"Il ne connaît pas le sujet" : Martin Hirsch tacle Jean-Baptiste Eyraud sur l'accueil des sans-abri dans les hôpitaux

Le président de l\'AP-HP, Martin Hirsch, le 17 octobre 2017, à Paris.
Le président de l'AP-HP, Martin Hirsch, le 17 octobre 2017, à Paris. (LUDOVIC MARIN / AFP)

Martin Hirsch, président de l'AP-HP, a répondu, dimanche, aux propos du président de l'association Droit au logement Jean-Baptiste Eyraud, qui le mettait en cause sur les places disponibles pour les sans-abris dans les hôpitaux.

Jean-Baptiste Eyraud, fondateur et porte-parole de l'association Droit au logement, invité sur franceinfo dimanche 4 février, a estimé que "plusieurs milliers voire plusieurs dizaines de milliers de places" pourraient être utilisées pour l'accueil de sans-abri dans "l'ensemble des hôpitaux en France". Jean-Baptiste Eyraud met directement en cause Martin Hirsch, directeur général de l'Assistance publique-Hôpitaux de Paris. Celui-ci s'est défendu, dimanche sur franceinfo, en lançant que le DAL s'intéresse plus aux coups d'éclat qu'à la réalité.

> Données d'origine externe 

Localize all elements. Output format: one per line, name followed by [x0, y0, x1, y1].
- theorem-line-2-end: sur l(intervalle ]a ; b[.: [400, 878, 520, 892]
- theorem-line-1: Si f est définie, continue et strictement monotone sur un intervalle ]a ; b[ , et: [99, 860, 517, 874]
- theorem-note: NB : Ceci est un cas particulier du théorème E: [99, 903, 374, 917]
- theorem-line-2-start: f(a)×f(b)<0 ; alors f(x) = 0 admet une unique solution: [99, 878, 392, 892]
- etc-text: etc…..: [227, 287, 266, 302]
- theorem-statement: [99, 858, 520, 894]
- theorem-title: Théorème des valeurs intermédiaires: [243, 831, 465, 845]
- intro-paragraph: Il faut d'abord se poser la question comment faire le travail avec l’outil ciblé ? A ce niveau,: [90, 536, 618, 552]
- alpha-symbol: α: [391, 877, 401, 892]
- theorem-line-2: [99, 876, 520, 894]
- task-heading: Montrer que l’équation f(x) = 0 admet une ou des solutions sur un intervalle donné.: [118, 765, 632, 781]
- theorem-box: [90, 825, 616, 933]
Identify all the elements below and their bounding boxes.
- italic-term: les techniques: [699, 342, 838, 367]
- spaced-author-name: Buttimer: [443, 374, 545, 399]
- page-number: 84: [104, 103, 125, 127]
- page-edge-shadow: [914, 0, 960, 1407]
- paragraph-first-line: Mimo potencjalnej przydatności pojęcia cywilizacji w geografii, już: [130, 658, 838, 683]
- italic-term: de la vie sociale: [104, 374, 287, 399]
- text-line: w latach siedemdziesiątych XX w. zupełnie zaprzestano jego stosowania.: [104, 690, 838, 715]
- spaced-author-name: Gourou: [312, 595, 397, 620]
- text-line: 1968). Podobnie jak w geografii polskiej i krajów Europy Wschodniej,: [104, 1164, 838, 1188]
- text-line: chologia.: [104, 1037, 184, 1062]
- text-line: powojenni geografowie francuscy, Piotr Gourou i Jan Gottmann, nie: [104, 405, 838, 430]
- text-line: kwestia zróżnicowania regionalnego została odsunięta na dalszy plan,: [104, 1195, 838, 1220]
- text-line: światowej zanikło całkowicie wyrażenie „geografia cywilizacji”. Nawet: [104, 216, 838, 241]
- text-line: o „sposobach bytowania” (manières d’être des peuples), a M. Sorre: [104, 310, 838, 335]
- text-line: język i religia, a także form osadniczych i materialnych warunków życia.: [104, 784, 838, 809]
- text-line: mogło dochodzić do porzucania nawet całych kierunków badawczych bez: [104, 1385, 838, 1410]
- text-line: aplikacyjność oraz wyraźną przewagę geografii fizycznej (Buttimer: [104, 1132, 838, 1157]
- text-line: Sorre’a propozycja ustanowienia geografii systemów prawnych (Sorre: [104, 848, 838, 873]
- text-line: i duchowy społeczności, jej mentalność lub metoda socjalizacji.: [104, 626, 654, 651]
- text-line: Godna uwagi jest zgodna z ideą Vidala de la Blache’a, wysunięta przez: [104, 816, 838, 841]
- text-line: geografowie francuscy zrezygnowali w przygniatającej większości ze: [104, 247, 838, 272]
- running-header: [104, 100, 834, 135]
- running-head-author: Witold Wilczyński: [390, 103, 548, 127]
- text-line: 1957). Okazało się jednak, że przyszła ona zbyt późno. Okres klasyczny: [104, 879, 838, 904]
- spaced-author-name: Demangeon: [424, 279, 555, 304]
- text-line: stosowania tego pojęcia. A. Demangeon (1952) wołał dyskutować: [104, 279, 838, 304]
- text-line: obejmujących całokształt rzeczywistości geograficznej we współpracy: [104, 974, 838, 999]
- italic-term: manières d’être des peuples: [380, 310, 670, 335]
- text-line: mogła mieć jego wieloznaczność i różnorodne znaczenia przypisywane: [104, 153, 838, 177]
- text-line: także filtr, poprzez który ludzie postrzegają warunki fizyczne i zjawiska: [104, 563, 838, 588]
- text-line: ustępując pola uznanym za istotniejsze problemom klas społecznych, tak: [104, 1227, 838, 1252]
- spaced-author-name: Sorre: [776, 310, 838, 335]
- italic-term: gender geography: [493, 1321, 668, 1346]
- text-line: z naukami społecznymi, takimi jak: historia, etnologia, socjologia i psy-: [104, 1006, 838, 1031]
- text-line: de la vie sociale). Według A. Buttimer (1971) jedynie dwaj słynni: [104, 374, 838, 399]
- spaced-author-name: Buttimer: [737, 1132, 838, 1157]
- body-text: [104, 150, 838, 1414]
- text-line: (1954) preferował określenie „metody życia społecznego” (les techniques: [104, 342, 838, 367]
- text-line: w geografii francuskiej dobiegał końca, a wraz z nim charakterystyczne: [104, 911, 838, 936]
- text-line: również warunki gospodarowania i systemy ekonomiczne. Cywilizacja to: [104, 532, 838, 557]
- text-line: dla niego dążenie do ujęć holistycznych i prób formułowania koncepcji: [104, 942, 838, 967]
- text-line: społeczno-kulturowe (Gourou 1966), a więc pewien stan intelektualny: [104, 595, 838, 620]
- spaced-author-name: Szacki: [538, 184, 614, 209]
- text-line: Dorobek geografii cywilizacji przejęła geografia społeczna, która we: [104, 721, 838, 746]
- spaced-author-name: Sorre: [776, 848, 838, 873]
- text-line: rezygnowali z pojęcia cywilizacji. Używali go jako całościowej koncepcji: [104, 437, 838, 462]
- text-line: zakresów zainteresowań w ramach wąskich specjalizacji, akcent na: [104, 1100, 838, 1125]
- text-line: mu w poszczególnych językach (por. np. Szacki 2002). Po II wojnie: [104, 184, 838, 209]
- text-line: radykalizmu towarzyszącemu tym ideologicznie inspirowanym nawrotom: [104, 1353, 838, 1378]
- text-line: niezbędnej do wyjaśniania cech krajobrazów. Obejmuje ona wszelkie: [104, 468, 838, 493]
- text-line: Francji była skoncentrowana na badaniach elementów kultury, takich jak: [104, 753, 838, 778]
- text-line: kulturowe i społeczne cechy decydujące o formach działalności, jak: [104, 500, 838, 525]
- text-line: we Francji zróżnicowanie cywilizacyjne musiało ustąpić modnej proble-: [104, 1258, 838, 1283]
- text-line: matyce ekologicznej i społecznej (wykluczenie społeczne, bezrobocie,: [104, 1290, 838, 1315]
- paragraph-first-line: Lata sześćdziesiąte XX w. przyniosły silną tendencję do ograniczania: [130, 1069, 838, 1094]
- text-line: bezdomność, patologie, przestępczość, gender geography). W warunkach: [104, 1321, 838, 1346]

franceinfo : Que répondez-vous à Jean-Baptiste Eyraud qui vous met en cause ?

Martin Hirsch : Je ne pense pas que les vraies réponses l'intéressent. Les coups d'éclat l'intéressent plus que la réalité. On voit qu'il ne connaît pas le sujet. La réalité c'est qu'à l'Hôtel-Dieu, on a donné la priorité aux femmes qui sortent de maternité sans avoir de solution. On a donc travaillé sérieusement avec des associations pour ouvrir une première aile avec des femmes juste après la sortie de maternité, celles qu'on envoyait à la rue autrement. Moi, j'ai annoncé au début de l'année qu'on doublait cette capacité-là donc on arrive aujourd'hui à une centaine de places qui sont ouvertes à l'Hôtel-Dieu.

Pourquoi est-ce qu'on en ouvre pas plus ?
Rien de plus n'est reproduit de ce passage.